If you have ever struggled losing weight and keeping it off, you already know what a challenge that can be. Dr. Richard Johnson, chief of the Division of Renal Diseases and Hypertension at the University of Colorado has published hundreds of articles and two books on this topic: The Sugar Fix, and most recently, The Fat Switch, which presents a groundbreaking approach to preventing and reversing obesity. According to Dr. Johnson, based on his decades of research:
"Those of us who are obese eat more because of a faulty "switch" and exercise less because of a low energy state.
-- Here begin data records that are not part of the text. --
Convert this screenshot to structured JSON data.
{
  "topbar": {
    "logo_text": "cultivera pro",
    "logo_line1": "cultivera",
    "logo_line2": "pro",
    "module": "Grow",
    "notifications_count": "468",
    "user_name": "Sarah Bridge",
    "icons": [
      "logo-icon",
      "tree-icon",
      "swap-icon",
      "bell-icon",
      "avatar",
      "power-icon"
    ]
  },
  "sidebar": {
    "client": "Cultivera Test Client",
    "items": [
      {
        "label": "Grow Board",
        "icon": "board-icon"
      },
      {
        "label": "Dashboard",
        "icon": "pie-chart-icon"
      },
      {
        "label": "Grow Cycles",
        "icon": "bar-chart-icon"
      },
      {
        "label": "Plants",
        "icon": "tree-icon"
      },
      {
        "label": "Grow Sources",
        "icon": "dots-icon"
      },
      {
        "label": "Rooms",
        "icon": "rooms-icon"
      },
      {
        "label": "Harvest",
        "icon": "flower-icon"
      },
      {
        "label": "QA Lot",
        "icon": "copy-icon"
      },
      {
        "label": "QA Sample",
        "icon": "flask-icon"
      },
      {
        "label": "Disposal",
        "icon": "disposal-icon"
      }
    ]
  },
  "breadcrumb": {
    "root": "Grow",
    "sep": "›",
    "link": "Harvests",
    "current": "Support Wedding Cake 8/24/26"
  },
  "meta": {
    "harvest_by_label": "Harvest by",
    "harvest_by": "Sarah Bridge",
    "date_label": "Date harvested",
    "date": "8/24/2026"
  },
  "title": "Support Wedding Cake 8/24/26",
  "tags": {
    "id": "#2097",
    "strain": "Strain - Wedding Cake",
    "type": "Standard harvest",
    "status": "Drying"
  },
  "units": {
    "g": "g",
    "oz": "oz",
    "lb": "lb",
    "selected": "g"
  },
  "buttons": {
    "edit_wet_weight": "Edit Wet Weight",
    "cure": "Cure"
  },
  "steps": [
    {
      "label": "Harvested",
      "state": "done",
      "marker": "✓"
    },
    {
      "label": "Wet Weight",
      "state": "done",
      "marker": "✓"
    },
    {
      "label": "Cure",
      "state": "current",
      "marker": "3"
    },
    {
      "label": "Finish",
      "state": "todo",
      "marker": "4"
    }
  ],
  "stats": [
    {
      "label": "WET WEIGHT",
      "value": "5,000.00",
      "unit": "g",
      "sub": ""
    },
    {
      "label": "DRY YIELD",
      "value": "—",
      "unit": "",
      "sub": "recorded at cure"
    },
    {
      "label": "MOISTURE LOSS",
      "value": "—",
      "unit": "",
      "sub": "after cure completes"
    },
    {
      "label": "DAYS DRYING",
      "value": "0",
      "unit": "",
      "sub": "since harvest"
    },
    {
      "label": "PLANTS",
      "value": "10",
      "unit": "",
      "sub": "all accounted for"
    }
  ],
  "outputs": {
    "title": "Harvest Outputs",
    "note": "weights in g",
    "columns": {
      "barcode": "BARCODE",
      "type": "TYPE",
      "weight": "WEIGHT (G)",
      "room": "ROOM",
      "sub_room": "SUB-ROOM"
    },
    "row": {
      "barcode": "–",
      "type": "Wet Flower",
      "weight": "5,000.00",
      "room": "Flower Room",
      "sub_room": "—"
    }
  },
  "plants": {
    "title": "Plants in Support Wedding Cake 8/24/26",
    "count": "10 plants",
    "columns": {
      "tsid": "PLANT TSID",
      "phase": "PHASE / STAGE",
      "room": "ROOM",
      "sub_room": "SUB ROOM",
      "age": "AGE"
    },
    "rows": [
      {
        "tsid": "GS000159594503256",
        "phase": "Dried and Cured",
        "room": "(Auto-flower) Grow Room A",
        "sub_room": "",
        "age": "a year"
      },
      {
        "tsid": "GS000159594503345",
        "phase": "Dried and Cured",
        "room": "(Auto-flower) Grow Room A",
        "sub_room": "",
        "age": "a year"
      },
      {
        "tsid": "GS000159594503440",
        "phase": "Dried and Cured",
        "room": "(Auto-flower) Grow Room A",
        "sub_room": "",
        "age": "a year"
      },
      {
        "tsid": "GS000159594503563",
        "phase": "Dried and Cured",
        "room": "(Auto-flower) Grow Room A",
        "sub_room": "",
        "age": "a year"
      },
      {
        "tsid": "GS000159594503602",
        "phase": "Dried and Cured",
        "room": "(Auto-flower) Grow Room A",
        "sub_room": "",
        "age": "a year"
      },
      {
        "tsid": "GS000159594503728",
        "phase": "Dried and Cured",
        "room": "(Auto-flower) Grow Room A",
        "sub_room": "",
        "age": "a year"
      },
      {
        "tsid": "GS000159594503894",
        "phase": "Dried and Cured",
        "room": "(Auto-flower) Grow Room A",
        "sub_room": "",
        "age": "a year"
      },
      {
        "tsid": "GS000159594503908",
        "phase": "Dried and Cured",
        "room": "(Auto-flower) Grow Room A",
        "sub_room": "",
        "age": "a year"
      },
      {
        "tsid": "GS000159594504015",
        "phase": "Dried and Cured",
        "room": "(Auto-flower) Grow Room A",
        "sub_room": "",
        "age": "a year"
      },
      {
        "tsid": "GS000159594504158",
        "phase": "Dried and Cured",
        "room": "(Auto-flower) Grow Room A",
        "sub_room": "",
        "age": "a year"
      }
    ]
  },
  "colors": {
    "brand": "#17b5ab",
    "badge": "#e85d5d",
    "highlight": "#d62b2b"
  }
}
If you can learn how to control the specific "switch" located in the powerhouse of each of your cells – the mitochondria – you hold the key to fighting obesity."
There are five basic truths that Dr. Johnson explains in detail in his new book that overturn current concepts:
- Large portions of food and too little exercise are NOT solely responsible for why you are gaining weight
- Metabolic Syndrome is A NORMAL CONDITION that animals undergo to store fat
- Uric acid is increased by specific foods and CAUSALLY CONTRIBUTES to obesity and insulin resistance
- Fructose-containing sugars cause obesity not by calories but by turning on the fat switch
- Effective treatment of obesity requires turning off your fat switch and improving the function of your cells' mitochondria
I highly recommend picking up a copy of this book, which has been described as the "Holy Grail" for those struggling with their weight. Dietary sugar, and fructose in particular, is a significant "tripper of your fat switch," so understanding how sugars of all kinds affect your weight and health is imperative.